On 26 June Antonova informed Antonyuk that he would be discharged in two days’ time. That same day Antonyuk went to buy a ticket for a flight to Bodaibo, but managed to get one only for 6 July. Nevertheless, he was discharged on 28 June, although patients are usually permitted to stay at the clinic until the day they have booked for their departure.

By way of farewell Antonova told Antonyuk that his illness was still in an active stage and that he would need treatment for another year. She said that he should get a light job, for example as a watchman.

In Bodaibo Antonyuk was admitted to the tubercular department of the district hospital.

*

[7]

CHORNOVIL

State farm officials began to give Vyacheslav Chornovil (CCE 52.6) work beyond his strength, and when he refused to do it he was issued a reprimand.

He submitted a statement requesting to be dismissed ‘at his own request’ and two weeks later, on 23 July, he did not go to work. However, he was neither dismissed nor served with a dismissal notice, and his labour book was not returned to him. Chornovil tried through the courts and the Procuracy to make the state farm authorities observe the Code of Labour Law. Although he has only just stopped working and has not officially been dismissed, the police are already threatening him with prosecution for parasitism.

On 30 July Chornovil sent a statement to the Minister of Internal Affairs of the Yakut A SSR. In the statement he describes the national antipathy between the Russians and the Yakuts, recalling the mass riots in Yakutsk in mid-June (six people were killed, many injured, fire engines were overturned and soldiers were called in because the police were unable to cope), and reports that Yakuts have attacked him.

‘… in such cases I am guided solely by my instinct of self-defence. The district to which I am exiled was chosen for me by the MVD.

‘Despite the fact that I am legally entitled to live in any part of this district, the Lenin district MVD purposely sent me to a Yakut settlement. It is virtually impossible to establish friendly relations with the local population, due to the official policy of prophylaxis,* which is implemented constantly and was started even before my arrival …’

Chornovil asks for his place of exile to be changed for another, more ‘Russian’ district of Yakutia (see also ‘Exiles on Holiday’ in the section ‘Arrests, Searches. Interrogations’).

[*The population was warned to keep away from Chornovil, who was described as a dangerous state criminal.]

*

[8]

GANDZYUK

When his exile term ended, in October 1978, V. Gandzyuk (CCE 51.10) prepared to travel home from Podgornoye, but he was forced to delay his departure. This is what he wrote in a letter while on his way home:

‘On the evening of 10 November, at home, a stranger from Kolpashevo hit me on the head with a bottle, knocked me out and robbed me. He took the 180 roubles I had saved for my journey. He decided that he had killed me. But on 11 November I somehow came to.

‘When I reported the incident to the police, they began to push me about, insult me and brazenly blackmail me, making out that nothing had happened, that I had invented it all and was telling lies in order to give them work to do.

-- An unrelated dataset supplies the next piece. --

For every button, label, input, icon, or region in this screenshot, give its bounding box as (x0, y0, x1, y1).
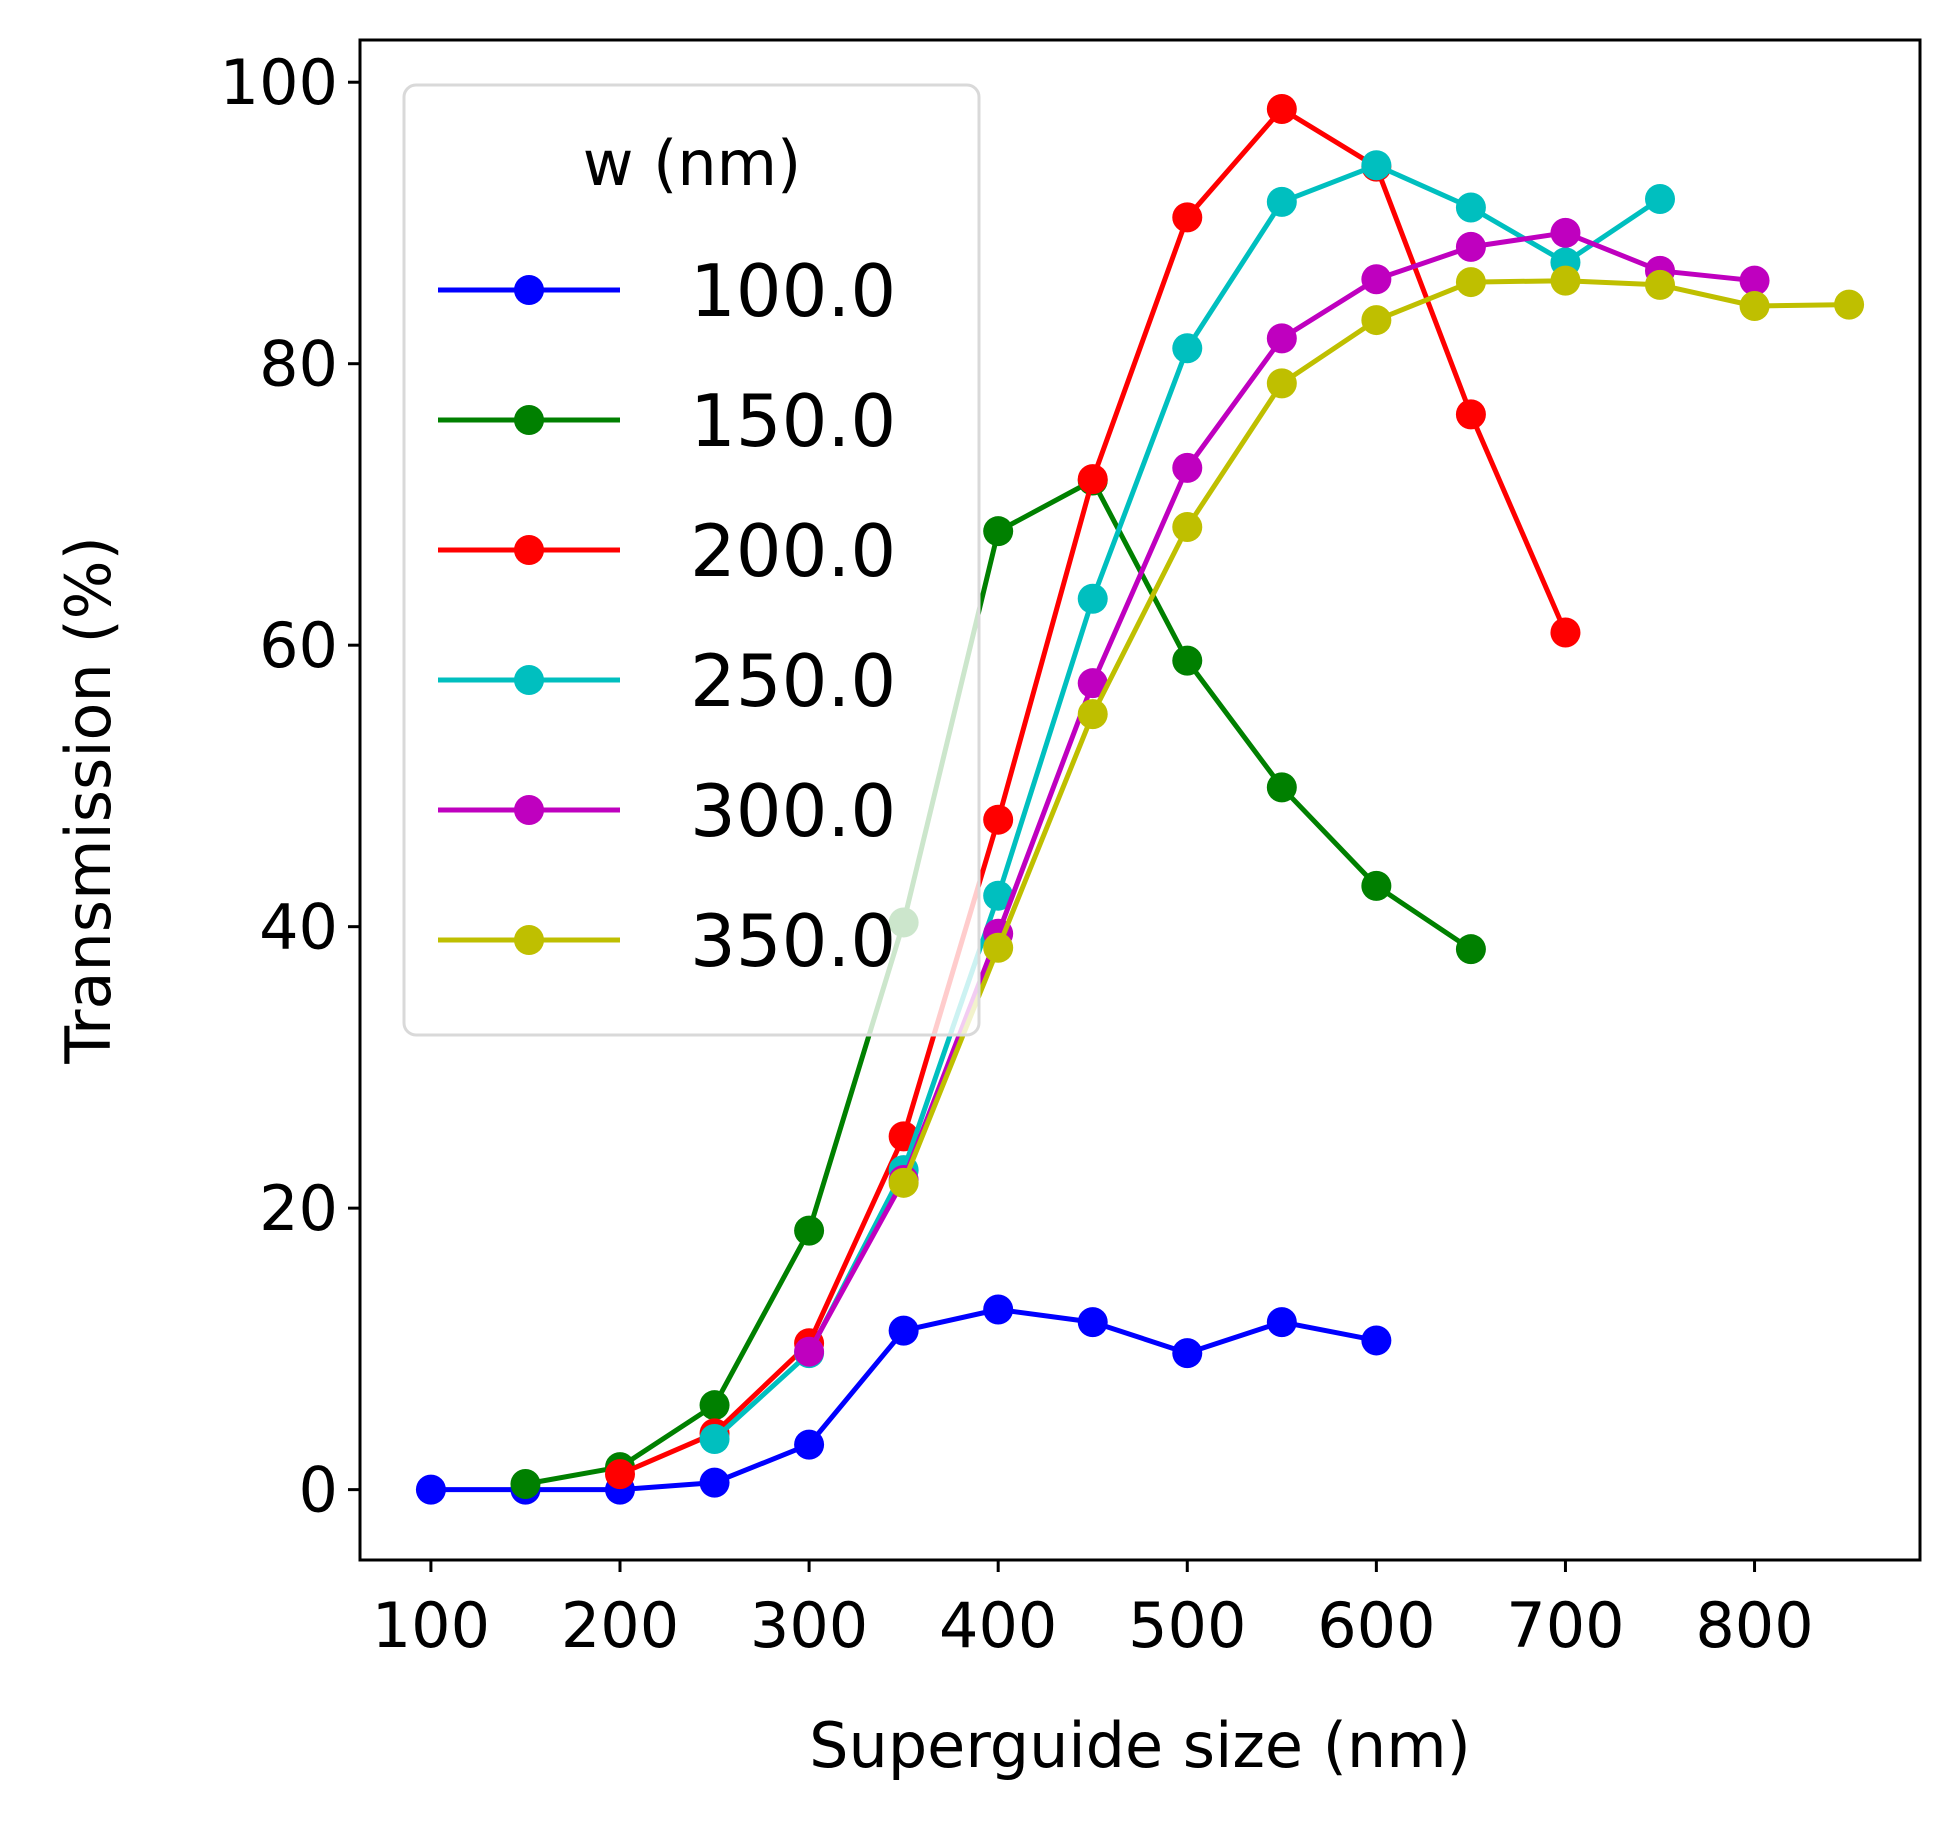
data-point (1645, 184, 1675, 215)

I had hidden the money, they said, had staged the robbery myself and was now giving false evidence. They charged me under Article 180, part 2 with giving false evidence and began to threaten me with seven years. On 14 November I was arrested and imprisoned. I remained there until the 30th. But then they caught the fellow who had hit me on the head and robbed me; after attacking me in Kolpashevo he had killed someone else and confessed about what he had done to me.

‘I was released and placed under six months’ surveillance and they began summoning me to Kolpashevo for a confrontation. And I was not allowed to leave Podgornoye. Now in two or three months I will be summoned to court.’